Les modèles mathématiques élaborés à l'Université de Waterloo sur la base de l'information recueillie sur le comportement des eaux souterraines durant le projet ont alerté les chercheurs quant à l'existence de problèmes futurs. Dans les régions où abondent les puits profonds, le niveau de la nappe phréatique s'abaisse de 3 à 4,4 mètres par an. " Par conséquent, plus on perce de puits profonds, plus les sources d'eau souterraine s'épuisent, la nappe phréatique s'abaisse, et cela signifie qu'il y a possibilité que de l'eau très polluée commence à s'infiltrer dans la nappe à l'avenir ", nous assure Ellert. " Il semblerait que d'ici une trentaine d'années, nous aurons des problèmes de ruissellement d'eau de rivière dans les puits, ici même à l'université et ailleurs. "

Autre sous-produit du projet, mais plus significatif celui-là : les fonctionnaires municipaux responsables des eaux ont chargé le CEPAS d'effectuer par contrat une étude sur les ressources potentielles des eaux souterraines dans toute la région de Sao Paulo. Le CEPAS a constaté que Sao Paulo offre un grand potentiel pour le creusement d'un nombre encore plus important de puits profonds que l'on peut percer jusqu'à entre 60 et 350 mètres de profondeur. Ces puits seraient particulièrement avantageux pour les habitants pauvres des régions non desservies ainsi que pour les hôpitaux, hôtels, écoles et industries, globalement confrontés à des pénuries.

Les résultats de l'étude permettront aux autorités municipales de dresser de meilleurs plans de gestion de l'eau à l'avenir. " Advenant qu'il y ait un district où la situation de l'approvisionnement est critique, et que nous avons déjà détecté un bon potentiel d'eau souterraine, nous pouvons alors suggérer à la compagnie des eaux de faire des forages à cet endroit là ", déclare M. Ellert.

Les résultats du projet et de l'étude subséquente seront pertinents également pour d'autres villes du Brésil qui ont des problèmes analogues, voire ailleurs en Amérique latine et dans d'autres régions sous-tropicales où l'on possède peu d'informations sur les eaux souterraines et leur vulnérabilité face à la contamination.

Mais Ellert estime que ce sont les citadins pauvres de Sao Paulo qui pourront bénéficier immédiatement de l'application du savoir rassemblé par ce projet : " Étant donné que l'étalement de la ville se poursuit sans discontinuer, les régions environnantes sont devenues folles.
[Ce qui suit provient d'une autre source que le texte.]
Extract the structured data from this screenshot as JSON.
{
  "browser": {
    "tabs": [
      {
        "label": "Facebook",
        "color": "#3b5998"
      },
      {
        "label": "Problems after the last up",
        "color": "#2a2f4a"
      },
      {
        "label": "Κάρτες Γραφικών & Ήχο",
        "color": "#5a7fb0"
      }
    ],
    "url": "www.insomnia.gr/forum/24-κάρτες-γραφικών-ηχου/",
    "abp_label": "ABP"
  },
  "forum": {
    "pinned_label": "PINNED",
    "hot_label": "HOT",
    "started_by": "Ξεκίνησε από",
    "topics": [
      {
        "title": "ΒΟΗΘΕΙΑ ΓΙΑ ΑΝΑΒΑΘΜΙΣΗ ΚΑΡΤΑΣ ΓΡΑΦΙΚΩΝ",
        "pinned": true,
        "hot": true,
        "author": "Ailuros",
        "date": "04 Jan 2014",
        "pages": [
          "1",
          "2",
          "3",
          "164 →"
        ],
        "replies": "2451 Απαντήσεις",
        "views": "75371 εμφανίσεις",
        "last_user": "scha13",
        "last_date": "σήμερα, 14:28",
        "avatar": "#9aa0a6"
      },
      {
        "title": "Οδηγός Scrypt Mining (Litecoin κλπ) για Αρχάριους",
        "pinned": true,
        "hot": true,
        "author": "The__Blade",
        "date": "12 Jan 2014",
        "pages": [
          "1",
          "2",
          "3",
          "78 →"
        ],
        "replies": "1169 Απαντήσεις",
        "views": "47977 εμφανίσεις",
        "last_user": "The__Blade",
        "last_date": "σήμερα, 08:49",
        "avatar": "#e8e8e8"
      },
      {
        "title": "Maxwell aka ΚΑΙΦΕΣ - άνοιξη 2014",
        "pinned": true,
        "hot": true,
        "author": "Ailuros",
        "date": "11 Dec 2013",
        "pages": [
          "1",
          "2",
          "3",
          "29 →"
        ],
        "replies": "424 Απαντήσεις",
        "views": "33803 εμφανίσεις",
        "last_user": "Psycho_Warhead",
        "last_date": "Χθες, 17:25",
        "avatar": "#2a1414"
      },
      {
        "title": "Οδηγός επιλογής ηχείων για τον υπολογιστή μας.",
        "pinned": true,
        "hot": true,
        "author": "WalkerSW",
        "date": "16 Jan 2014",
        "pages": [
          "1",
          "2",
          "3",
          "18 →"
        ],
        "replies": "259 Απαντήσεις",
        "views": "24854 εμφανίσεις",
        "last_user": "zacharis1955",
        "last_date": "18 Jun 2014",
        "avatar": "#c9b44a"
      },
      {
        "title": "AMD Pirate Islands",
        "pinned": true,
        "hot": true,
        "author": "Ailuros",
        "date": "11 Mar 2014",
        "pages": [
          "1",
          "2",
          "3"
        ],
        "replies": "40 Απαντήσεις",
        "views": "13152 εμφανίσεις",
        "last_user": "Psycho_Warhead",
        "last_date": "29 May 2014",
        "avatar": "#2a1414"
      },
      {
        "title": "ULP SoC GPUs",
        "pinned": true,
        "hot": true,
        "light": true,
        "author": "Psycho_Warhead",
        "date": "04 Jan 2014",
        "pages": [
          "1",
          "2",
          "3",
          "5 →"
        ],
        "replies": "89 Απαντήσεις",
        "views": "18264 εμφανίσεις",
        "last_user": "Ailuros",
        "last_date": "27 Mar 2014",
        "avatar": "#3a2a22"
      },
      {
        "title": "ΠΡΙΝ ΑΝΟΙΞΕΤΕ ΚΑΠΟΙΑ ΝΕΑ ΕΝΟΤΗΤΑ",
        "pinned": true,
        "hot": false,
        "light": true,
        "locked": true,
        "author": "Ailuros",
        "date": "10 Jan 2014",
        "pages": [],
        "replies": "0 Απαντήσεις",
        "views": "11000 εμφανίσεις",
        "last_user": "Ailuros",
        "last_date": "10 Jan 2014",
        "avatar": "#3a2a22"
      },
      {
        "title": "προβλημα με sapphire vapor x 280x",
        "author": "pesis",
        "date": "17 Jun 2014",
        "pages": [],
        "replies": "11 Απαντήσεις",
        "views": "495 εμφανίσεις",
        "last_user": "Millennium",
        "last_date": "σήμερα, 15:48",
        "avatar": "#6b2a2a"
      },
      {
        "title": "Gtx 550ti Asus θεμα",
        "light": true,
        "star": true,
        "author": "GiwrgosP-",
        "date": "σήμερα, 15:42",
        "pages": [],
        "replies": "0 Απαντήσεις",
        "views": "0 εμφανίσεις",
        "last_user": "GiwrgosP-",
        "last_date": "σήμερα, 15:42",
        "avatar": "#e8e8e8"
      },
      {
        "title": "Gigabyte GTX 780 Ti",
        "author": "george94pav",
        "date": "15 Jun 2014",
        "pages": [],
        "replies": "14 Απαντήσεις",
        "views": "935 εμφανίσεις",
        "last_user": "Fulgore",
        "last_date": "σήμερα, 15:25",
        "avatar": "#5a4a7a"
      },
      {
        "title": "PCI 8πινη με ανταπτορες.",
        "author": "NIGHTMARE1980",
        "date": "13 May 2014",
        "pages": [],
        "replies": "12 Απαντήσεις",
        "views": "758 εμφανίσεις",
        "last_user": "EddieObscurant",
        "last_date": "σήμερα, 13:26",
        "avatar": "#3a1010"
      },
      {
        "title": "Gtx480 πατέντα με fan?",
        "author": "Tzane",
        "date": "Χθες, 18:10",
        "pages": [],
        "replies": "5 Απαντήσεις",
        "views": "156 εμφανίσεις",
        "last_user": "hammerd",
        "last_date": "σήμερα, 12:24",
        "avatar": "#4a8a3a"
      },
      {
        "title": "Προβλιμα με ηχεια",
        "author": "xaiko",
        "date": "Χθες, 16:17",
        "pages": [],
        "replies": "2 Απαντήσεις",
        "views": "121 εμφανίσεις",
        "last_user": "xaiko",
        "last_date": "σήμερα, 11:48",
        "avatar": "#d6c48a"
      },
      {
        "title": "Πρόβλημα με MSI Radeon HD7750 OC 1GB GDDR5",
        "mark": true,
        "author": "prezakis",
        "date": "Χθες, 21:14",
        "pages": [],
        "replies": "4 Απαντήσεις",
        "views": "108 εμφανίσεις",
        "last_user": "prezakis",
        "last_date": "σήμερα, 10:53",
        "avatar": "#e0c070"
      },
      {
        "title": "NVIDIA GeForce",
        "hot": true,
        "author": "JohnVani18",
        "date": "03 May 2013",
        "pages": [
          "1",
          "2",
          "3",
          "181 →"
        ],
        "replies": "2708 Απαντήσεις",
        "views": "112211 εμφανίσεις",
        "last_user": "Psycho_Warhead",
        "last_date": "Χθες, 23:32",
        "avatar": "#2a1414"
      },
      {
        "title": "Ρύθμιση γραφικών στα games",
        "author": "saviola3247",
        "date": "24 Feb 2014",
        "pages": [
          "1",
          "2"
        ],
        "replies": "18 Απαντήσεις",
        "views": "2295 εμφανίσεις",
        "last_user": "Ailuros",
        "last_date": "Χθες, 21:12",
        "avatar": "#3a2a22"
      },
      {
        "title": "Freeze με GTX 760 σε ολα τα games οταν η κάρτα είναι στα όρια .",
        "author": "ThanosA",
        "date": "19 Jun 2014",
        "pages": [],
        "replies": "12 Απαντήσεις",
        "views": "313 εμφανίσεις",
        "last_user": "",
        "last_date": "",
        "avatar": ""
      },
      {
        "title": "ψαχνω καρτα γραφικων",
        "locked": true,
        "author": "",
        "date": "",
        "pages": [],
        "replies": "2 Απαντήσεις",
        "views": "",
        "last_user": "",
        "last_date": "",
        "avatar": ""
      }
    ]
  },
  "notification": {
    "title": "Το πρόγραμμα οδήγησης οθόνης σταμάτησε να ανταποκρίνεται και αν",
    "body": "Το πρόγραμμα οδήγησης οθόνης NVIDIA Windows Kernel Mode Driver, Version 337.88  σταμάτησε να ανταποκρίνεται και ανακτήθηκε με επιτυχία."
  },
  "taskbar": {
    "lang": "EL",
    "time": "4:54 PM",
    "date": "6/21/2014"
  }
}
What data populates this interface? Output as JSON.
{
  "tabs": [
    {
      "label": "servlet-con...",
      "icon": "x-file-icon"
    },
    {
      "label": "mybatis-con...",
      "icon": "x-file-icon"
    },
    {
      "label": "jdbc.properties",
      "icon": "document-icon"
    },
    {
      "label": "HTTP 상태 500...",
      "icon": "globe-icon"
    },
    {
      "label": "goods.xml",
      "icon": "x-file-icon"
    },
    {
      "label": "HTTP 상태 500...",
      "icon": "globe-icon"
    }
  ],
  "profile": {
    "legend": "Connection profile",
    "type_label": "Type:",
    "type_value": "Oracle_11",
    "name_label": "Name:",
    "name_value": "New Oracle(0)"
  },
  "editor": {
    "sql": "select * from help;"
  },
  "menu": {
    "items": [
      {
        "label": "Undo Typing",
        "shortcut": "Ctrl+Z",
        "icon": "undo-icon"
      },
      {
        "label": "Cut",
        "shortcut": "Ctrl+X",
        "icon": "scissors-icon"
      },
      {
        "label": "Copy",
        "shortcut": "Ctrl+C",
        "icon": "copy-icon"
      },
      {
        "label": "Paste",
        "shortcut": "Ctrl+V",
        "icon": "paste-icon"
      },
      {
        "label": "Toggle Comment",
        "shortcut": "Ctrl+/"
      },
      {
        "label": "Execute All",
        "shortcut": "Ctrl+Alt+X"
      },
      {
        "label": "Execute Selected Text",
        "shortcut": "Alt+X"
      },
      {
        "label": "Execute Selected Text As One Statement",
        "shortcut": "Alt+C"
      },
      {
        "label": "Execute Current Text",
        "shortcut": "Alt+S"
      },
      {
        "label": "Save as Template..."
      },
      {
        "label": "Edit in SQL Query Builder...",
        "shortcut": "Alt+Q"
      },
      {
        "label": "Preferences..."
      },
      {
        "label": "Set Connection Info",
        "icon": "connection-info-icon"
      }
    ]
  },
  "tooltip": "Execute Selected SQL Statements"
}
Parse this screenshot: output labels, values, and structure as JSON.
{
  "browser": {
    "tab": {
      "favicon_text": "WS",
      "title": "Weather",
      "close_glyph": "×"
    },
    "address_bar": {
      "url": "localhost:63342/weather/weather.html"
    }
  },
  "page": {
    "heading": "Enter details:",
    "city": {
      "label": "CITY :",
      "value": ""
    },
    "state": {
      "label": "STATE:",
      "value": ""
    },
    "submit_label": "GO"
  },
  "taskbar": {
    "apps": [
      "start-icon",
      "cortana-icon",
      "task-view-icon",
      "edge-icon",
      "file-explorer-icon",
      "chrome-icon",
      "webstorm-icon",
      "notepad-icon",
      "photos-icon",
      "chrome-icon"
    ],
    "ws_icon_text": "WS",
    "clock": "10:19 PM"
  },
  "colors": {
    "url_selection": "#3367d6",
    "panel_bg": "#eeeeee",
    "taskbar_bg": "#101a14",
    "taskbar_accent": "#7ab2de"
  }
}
L'urbanisation y est maintenant clandestine -- les gens occupent un lopin et commencent à construire, ce qui crée un problème puisqu'il n'y a pas de services. Ensuite la municipalité arrive et est obligée d'atténuer la situation en livrant eau et électricité, sans oublier les égouts. Mais avec l'information que nous compilons, les responsables peuvent faire des études locales et produire de l'eau pour ces régions."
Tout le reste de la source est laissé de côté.